One way the Courtyard Marriott is doing that is making it simpler to book a meeting.

On its website, guests can put in all the information about their needs, from the number of people to audiovisual requirements. The information is then sent to Cruz so she can guide the guest.

Once the event is booked, Courtyard provides guests with a custom reservation link that’s sent to their emails. “They just put in their arrival and departure date and they’re booked,” Cruz says.

Guests can also use the meeting services app. The app is sent to the client three days before his event, allowing him to connect directly with hotel staff at any time.

“That way you can request more water,” she says, “or have the temperature of the room changed without having to interrupt the meeting.”

As changes in technology accelerate, venues find they have to spend more time and effort to keep up.

“We don’t want to be an establishment that has less or knows less about the trends,” says Mike Moliterno, general manager of the Holiday Inn-Boardman.

One trend Moliterno is considering is whether to invest is “casting” or “mirroring,” which allows users to display their devices’ content on a TV screen.

“There’s a lot of competition for the dollar and everybody’s trying to be creative,” he says.

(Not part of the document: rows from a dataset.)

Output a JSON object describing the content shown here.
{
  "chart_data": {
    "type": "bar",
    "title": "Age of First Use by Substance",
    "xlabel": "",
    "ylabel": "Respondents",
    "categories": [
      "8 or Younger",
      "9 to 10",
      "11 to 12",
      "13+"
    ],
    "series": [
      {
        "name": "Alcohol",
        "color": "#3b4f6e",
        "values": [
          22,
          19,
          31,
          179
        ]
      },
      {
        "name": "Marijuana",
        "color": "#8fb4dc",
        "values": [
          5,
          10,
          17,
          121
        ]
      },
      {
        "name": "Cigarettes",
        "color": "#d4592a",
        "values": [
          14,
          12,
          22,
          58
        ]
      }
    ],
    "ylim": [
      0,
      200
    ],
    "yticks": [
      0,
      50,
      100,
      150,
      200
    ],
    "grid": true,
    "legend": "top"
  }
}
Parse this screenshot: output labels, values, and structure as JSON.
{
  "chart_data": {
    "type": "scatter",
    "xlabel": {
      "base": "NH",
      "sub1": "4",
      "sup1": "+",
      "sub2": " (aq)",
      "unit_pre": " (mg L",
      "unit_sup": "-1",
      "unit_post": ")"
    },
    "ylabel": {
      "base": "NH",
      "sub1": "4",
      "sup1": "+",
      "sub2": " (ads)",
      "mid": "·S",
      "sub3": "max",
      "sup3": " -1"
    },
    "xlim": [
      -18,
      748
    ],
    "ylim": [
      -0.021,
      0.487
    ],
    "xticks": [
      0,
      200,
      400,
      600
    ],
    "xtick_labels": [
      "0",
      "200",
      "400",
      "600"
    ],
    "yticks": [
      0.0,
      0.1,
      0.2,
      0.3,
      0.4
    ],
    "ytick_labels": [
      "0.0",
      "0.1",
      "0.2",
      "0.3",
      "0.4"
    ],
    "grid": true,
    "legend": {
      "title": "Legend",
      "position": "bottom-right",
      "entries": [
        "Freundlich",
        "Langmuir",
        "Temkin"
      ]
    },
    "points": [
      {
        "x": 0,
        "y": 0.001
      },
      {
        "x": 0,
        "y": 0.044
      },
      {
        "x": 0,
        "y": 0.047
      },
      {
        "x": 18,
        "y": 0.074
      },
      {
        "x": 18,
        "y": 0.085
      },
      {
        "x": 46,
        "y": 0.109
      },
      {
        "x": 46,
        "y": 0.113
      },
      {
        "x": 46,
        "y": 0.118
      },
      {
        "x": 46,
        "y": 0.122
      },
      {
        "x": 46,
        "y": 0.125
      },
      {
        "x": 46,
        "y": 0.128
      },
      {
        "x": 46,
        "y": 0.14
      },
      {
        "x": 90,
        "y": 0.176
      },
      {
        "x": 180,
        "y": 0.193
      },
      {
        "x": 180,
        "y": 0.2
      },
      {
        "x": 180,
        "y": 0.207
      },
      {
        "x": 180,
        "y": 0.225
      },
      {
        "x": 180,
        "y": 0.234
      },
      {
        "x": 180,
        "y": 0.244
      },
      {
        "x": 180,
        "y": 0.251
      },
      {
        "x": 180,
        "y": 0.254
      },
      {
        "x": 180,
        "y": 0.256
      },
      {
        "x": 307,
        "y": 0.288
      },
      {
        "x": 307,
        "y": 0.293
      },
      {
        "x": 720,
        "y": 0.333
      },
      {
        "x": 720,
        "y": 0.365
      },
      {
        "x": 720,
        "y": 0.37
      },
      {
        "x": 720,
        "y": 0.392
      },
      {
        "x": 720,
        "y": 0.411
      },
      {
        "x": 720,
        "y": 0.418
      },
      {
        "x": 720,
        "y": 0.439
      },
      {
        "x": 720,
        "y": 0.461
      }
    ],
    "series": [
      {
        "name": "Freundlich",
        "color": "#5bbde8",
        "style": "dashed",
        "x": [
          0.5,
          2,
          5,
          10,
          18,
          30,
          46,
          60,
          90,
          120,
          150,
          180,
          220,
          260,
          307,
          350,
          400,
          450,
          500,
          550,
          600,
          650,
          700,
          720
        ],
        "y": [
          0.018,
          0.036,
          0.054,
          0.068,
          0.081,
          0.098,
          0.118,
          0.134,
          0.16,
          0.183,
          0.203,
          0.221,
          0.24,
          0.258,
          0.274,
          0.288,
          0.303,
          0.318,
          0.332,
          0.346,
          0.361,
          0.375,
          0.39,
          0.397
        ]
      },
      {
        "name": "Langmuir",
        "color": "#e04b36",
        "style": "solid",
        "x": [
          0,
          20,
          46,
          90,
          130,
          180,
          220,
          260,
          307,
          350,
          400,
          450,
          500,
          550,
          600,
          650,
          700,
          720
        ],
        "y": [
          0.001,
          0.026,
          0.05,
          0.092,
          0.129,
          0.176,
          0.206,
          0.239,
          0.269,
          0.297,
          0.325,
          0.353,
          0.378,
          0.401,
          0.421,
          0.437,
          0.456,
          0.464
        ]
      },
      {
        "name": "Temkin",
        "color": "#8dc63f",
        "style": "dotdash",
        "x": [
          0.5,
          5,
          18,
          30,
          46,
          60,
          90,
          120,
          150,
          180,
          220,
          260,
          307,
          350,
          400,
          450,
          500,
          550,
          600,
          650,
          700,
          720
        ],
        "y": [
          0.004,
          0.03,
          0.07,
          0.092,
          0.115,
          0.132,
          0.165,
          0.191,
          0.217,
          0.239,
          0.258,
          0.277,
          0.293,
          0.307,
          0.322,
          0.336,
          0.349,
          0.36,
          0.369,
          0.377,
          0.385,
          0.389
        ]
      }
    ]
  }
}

While it would seem venues should try to be all things to all people, Moliterno says that’s not always true.

The Holiday Inn has several projection screens, but none descends from the ceiling, a common service at many venues.

“One company sets the screen up over here,” he explains. “Another sets it up over there.”

In addition to the latest technology, venues are looking for other ways to separate themselves from the competition.

The Courtyard Marriott boasts a large outdoor patio that leads to the Kennsington Grille Restaurant. “Which is nice,” Cruz says, “because when you get to the hotel after a long trip you don’t want to get back in the car to get something to eat.”

Another attraction is the Kennsington Golf Club, which abuts the hotel.

At the NEW Center, guests have the option of using the Sequoia Wellness Gym during their events.

Malitz says participants in business retreats often make use of the rock climbing wall and yoga instructor. “It’s one of the unique things that we can offer here by having a medical fitness center on premises,” he says.

Moliterno says the Holiday Inn just made a sizeable investment in lighting for its events and its administration is considering whether to build a patio outside.

“We think that would be a nice differentiator for us,” he says.

Keeping up with the latest in technology, all agree, remains to be a top priority. “Who knows what will be the next thing they’ll invent that will become a must-have?” Cruz asks.

Pictured: The Canfield Marriott offers an event planning app, says Tanya Cruz, director of sales.